This year back to school brought endless respiratory infections which continue to increase more and more as the cold increases. It’s not just the COVID-19it is also influenza or respiratory syncytial virus. In addition, in the case of the smallest babies, many of these pathogens are leading to the increase in cases of bronchiolitis, a condition that can become very serious in this age group. Pediatricians are the ones who should provide the most appropriate treatment for these diseases, if necessary. However, many families still opt for home remedies, such as placing a plate with onion chunks in the room where the children sleep. There are even those who go further and place this vegetable directly inside your sock.
This is a tradition that seems to date back to the century XVI, when it was thought that the onion could absorb the disease of the rooms. Later, other hypotheses have been given, such as that its content in sulfur compounds can help treat infections. Or even truth has been given to its placement in the sock under the hospice of the beliefs of the reflexology.
However, to this day there is not the absolute scientific evidence that it is of any use. What’s more, if we trust the wonders of the onion, we could stop resorting to other treatments that are really effective. And it is that normally these diseases remit on their own, without the need for treatment. But, if that were not the case, it is clear that no vegetable will be more effective than medicine.
Onion for colds: from the 16th century to the present
In the 16th century, it was not known exactly how the diseases that caused large epidemics were transmitted. It was suspected that the air was poisoned somehow, so that the conditions passed from one person to another. Later, in the 19th century, Louis Pasteur proposed the germ theory of diseasewhich maintained that microorganisms were the ones that passed from one person to another, transmitting all kinds of infections.
In the 16th century the use of onion spread because, supposedly, it could clean polluted air. Therefore, when proposing the germ theory of diseases, this assumption was modified to propose that, in fact, the onion is capable of absorb viruses and bacteria that cause diseases, removing them from the body of the sick.
All sorts of legendary stories have sprung up about it.
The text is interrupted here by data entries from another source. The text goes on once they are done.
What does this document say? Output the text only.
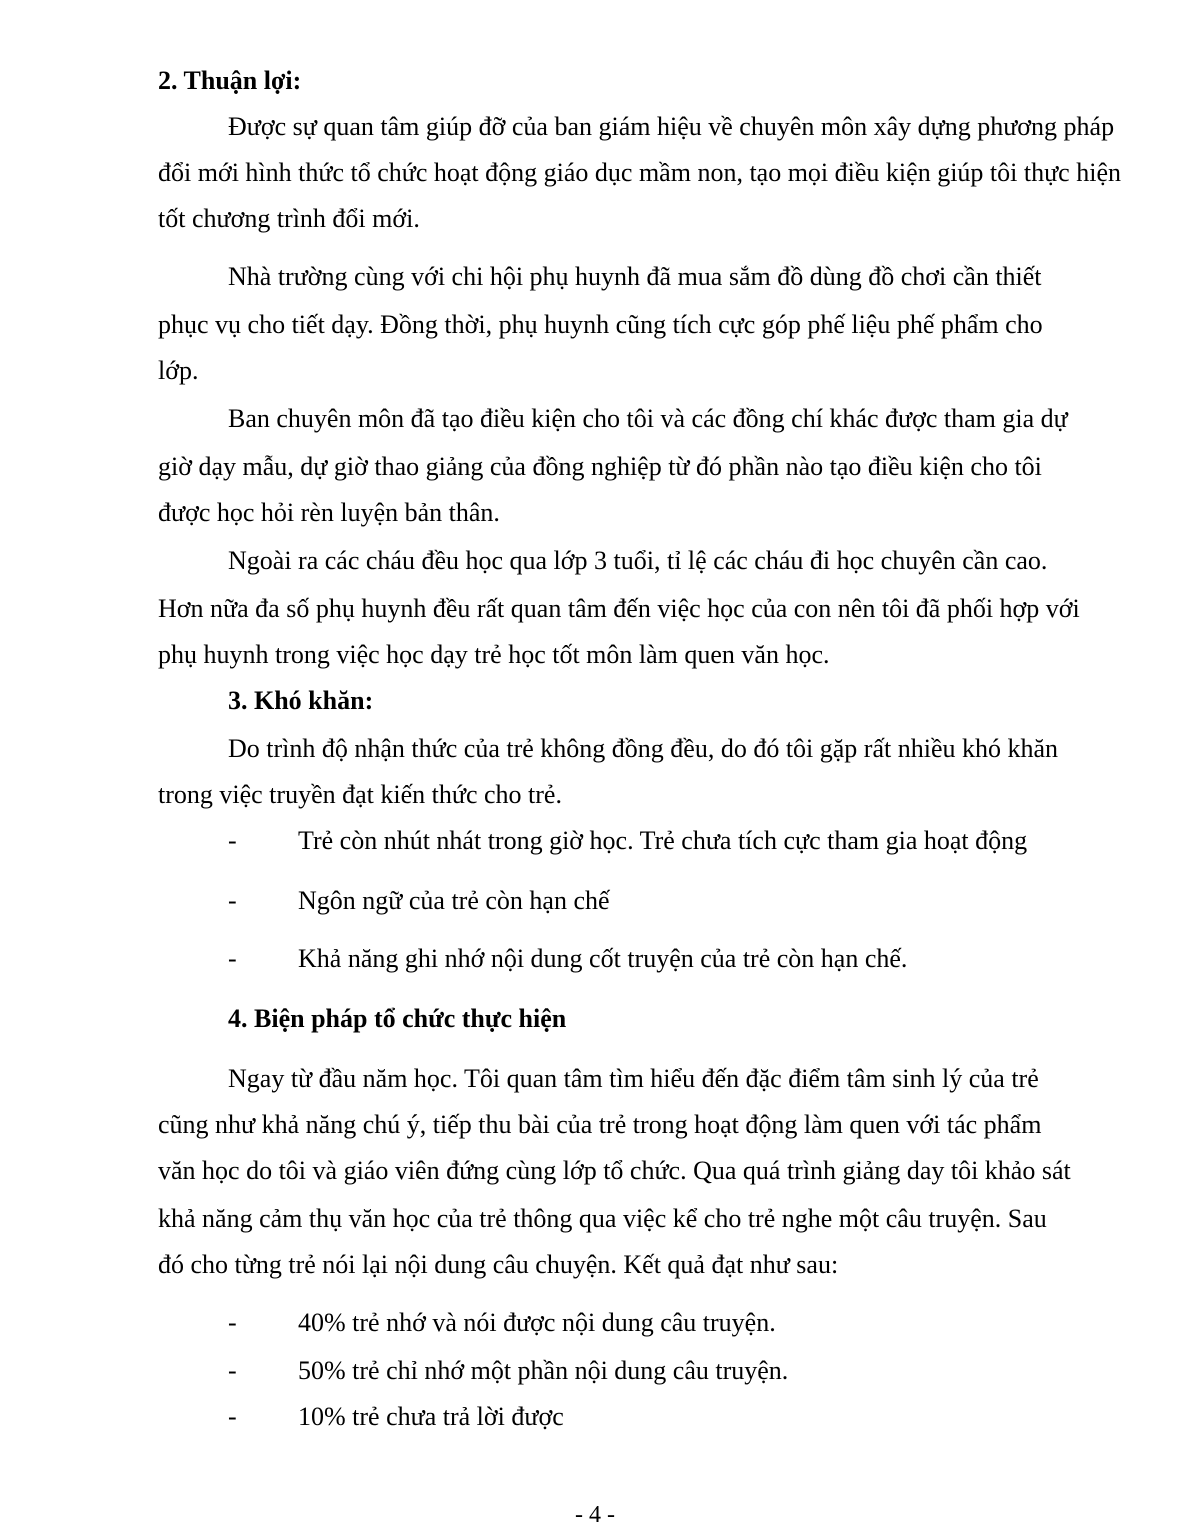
2. Thuận lợi:
Được sự quan tâm giúp đỡ của ban giám hiệu về chuyên môn xây dựng phương pháp
đổi mới hình thức tổ chức hoạt động giáo dục mầm non, tạo mọi điều kiện giúp tôi thực hiện
tốt chương trình đổi mới.
Nhà trường cùng với chi hội phụ huynh đã mua sắm đồ dùng đồ chơi cần thiết
phục vụ cho tiết dạy. Đồng thời, phụ huynh cũng tích cực góp phế liệu phế phẩm cho
lớp.
Ban chuyên môn đã tạo điều kiện cho tôi và các đồng chí khác được tham gia dự
giờ dạy mẫu, dự giờ thao giảng của đồng nghiệp từ đó phần nào tạo điều kiện cho tôi
được học hỏi rèn luyện bản thân.
Ngoài ra các cháu đều học qua lớp 3 tuổi, tỉ lệ các cháu đi học chuyên cần cao.
Hơn nữa đa số phụ huynh đều rất quan tâm đến việc học của con nên tôi đã phối hợp với
phụ huynh trong việc học dạy trẻ học tốt môn làm quen văn học.
3. Khó khăn:
Do trình độ nhận thức của trẻ không đồng đều, do đó tôi gặp rất nhiều khó khăn
trong việc truyền đạt kiến thức cho trẻ.
- Trẻ còn nhút nhát trong giờ học. Trẻ chưa tích cực tham gia hoạt động
- Ngôn ngữ của trẻ còn hạn chế
- Khả năng ghi nhớ nội dung cốt truyện của trẻ còn hạn chế.
4. Biện pháp tổ chức thực hiện
Ngay từ đầu năm học. Tôi quan tâm tìm hiểu đến đặc điểm tâm sinh lý của trẻ
cũng như khả năng chú ý, tiếp thu bài của trẻ trong hoạt động làm quen với tác phẩm
văn học do tôi và giáo viên đứng cùng lớp tổ chức. Qua quá trình giảng day tôi khảo sát
khả năng cảm thụ văn học của trẻ thông qua việc kể cho trẻ nghe một câu truyện. Sau
đó cho từng trẻ nói lại nội dung câu chuyện. Kết quả đạt như sau:
- 40% trẻ nhớ và nói được nội dung câu truyện.
- 50% trẻ chỉ nhớ một phần nội dung câu truyện.
- 10% trẻ chưa trả lời được
- 4 -
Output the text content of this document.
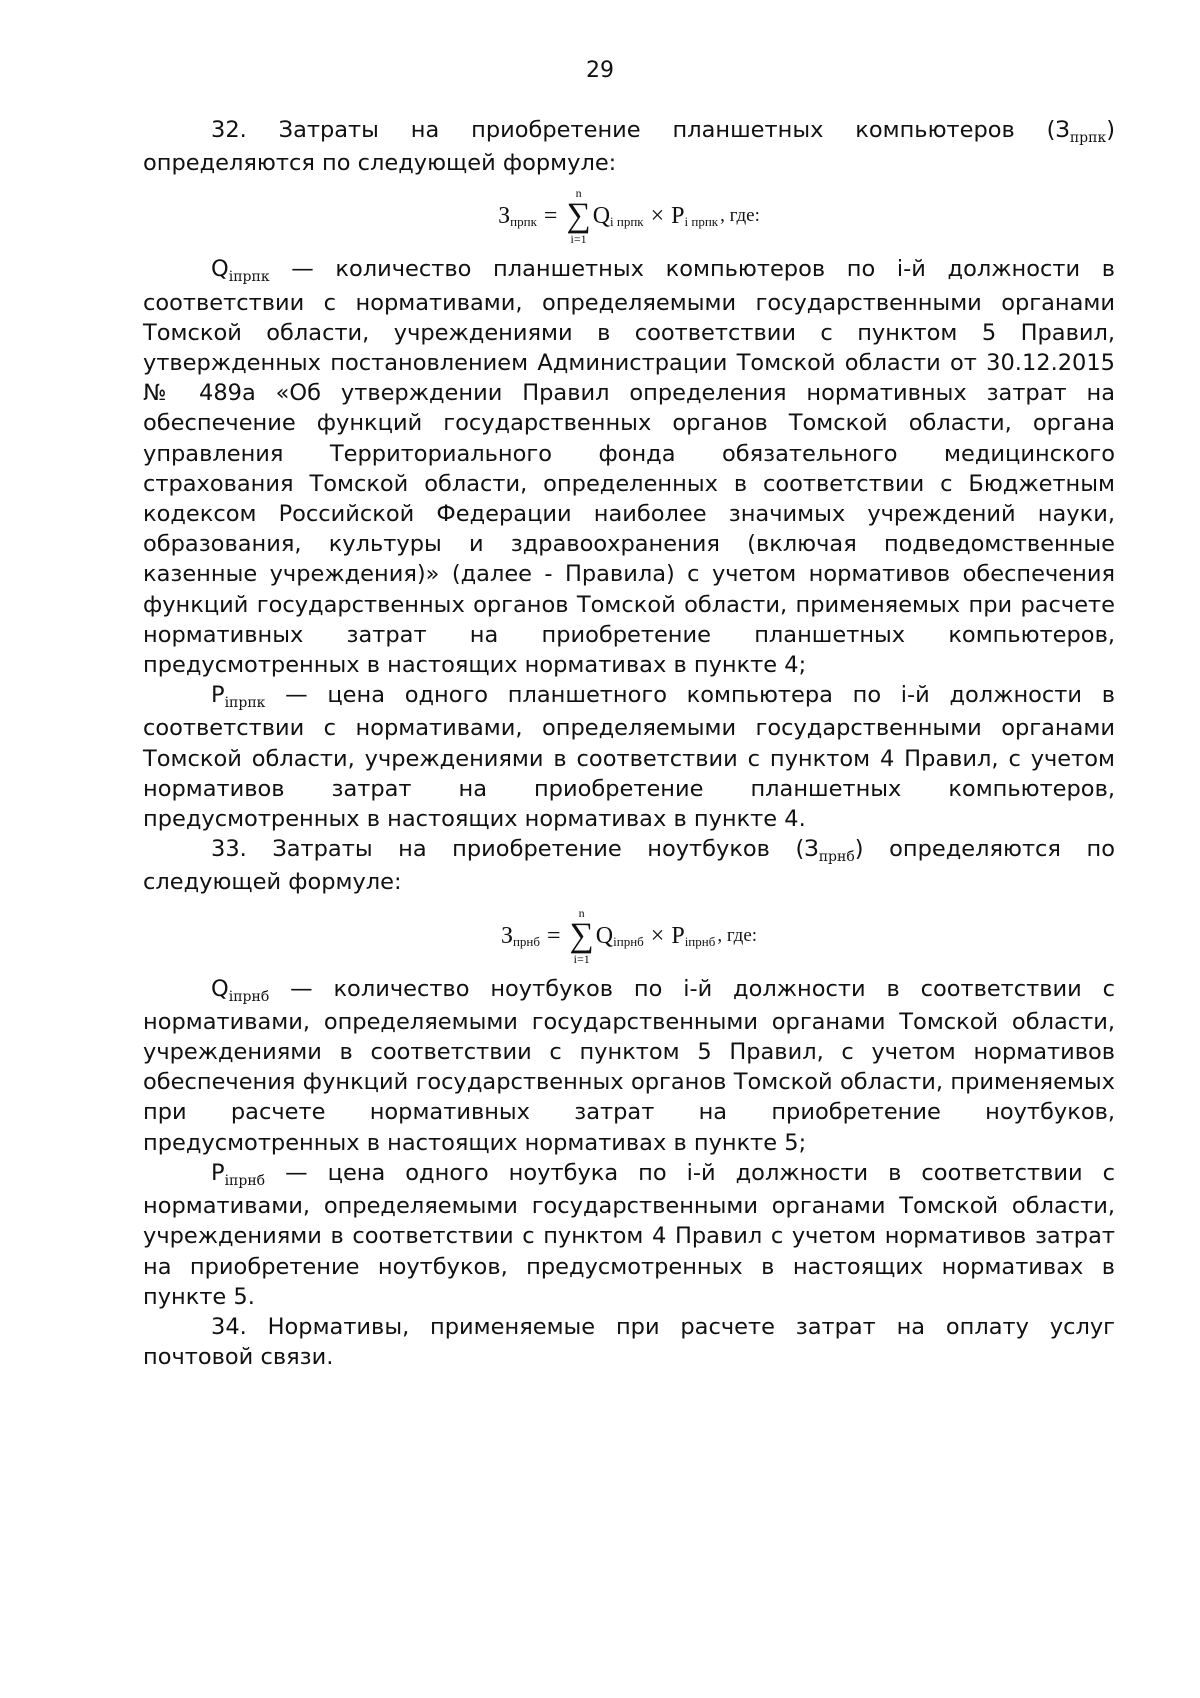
29

32. Затраты на приобретение планшетных компьютеров $(З_{прпк})$ определяются по следующей формуле:

З прпк =
n
∑
i=1
Q i прпк × P i прпк , где:

$Q_{iпрпк}$ — количество планшетных компьютеров по i-й должности в соответствии с нормативами, определяемыми государственными органами Томской области, учреждениями в соответствии с пунктом 5 Правил, утвержденных постановлением Администрации Томской области от 30.12.2015 № 489а «Об утверждении Правил определения нормативных затрат на обеспечение функций государственных органов Томской области, органа управления Территориального фонда обязательного медицинского страхования Томской области, определенных в соответствии с Бюджетным кодексом Российской Федерации наиболее значимых учреждений науки, образования, культуры и здравоохранения (включая подведомственные казенные учреждения)» (далее - Правила) с учетом нормативов обеспечения функций государственных органов Томской области, применяемых при расчете нормативных затрат на приобретение планшетных компьютеров, предусмотренных в настоящих нормативах в пункте 4;

$P_{iпрпк}$ — цена одного планшетного компьютера по i-й должности в соответствии с нормативами, определяемыми государственными органами Томской области, учреждениями в соответствии с пунктом 4 Правил, с учетом нормативов затрат на приобретение планшетных компьютеров, предусмотренных в настоящих нормативах в пункте 4.

33. Затраты на приобретение ноутбуков $(З_{прнб})$ определяются по следующей формуле:

З прнб =
n
∑
i=1
Q iпрнб × P iпрнб , где:

$Q_{iпрнб}$ — количество ноутбуков по i-й должности в соответствии с нормативами, определяемыми государственными органами Томской области, учреждениями в соответствии с пунктом 5 Правил, с учетом нормативов обеспечения функций государственных органов Томской области, применяемых при расчете нормативных затрат на приобретение ноутбуков, предусмотренных в настоящих нормативах в пункте 5;

$P_{iпрнб}$ — цена одного ноутбука по i-й должности в соответствии с нормативами, определяемыми государственными органами Томской области, учреждениями в соответствии с пунктом 4 Правил с учетом нормативов затрат на приобретение ноутбуков, предусмотренных в настоящих нормативах в пункте 5.

34. Нормативы, применяемые при расчете затрат на оплату услуг почтовой связи.
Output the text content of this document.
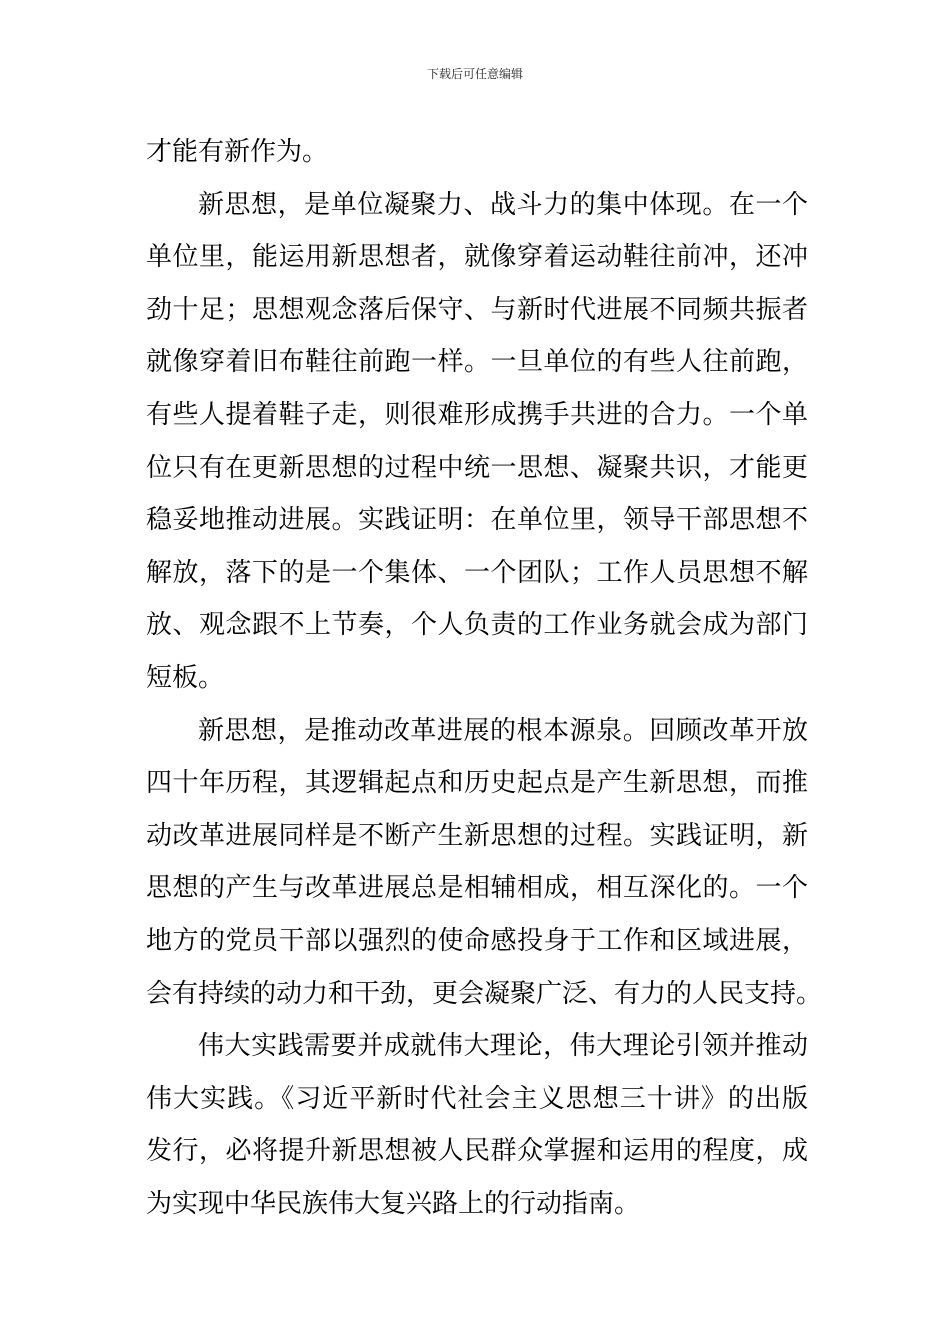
下载后可任意编辑
才能有新作为。
新思想，是单位凝聚力、战斗力的集中体现。在一个
单位里，能运用新思想者，就像穿着运动鞋往前冲，还冲
劲十足；思想观念落后保守、与新时代进展不同频共振者
就像穿着旧布鞋往前跑一样。一旦单位的有些人往前跑，
有些人提着鞋子走，则很难形成携手共进的合力。一个单
位只有在更新思想的过程中统一思想、凝聚共识，才能更
稳妥地推动进展。实践证明：在单位里，领导干部思想不
解放，落下的是一个集体、一个团队；工作人员思想不解
放、观念跟不上节奏，个人负责的工作业务就会成为部门
短板。
新思想，是推动改革进展的根本源泉。回顾改革开放
四十年历程，其逻辑起点和历史起点是产生新思想，而推
动改革进展同样是不断产生新思想的过程。实践证明，新
思想的产生与改革进展总是相辅相成，相互深化的。一个
地方的党员干部以强烈的使命感投身于工作和区域进展，
会有持续的动力和干劲，更会凝聚广泛、有力的人民支持。
伟大实践需要并成就伟大理论，伟大理论引领并推动
伟大实践。《习近平新时代社会主义思想三十讲》的出版
发行，必将提升新思想被人民群众掌握和运用的程度，成
为实现中华民族伟大复兴路上的行动指南。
Like that of a supposed family that was completely cured in the middle of the Spanish flu epidemic by placing onions in the rooms where they rested. But none of this is true. At least It is not true that the onion was of no use. Basically, because the infection takes place inside the body of the sick. There is no way to absorb those microbes. Much less with an onion that, moreover, is not a very favorable environment for the proliferation of these pathogens.
Yes, there may be people who think that the onion has cured some flu or cold. But this is because they are usually viral infections that go away on their own, No treatment. If the cure happens to occur just as you start using the onion, you might think that it was responsible.
Reflexology also has no scientific evidence
While the sulfur compounds in onions have been studied to help relieve colds, there is no evidence that they are actually that effective. Much less for something as simple as placing it on a plate in the room.
As for putting it in the stocking, today those who support it are the defenders of the reflexology. This is a form of alternative medicine that assumes that the feet are a kind of map of the whole organism, so that if specific regions are manipulated, specific organs can be treated. That’s what the onion would do: press into the foot.
However, there are no studies with a good experimental design that demonstrate the efficacy of reflexology. In addition, even if it were effective, the placement of the onion is usually random, without affecting specific regions of the sole of the foot
In short, the onion, in any of its formats, is useful against respiratory infections that this winter are invading nurseries and schools. Hand washing and the use of masks in risk situations it is much more effective than any vegetable. And, once the infection starts, if the symptoms get complicated, only modern medicine has the keys to try to solve them. I wish it was as simple as sleeping with a little onion.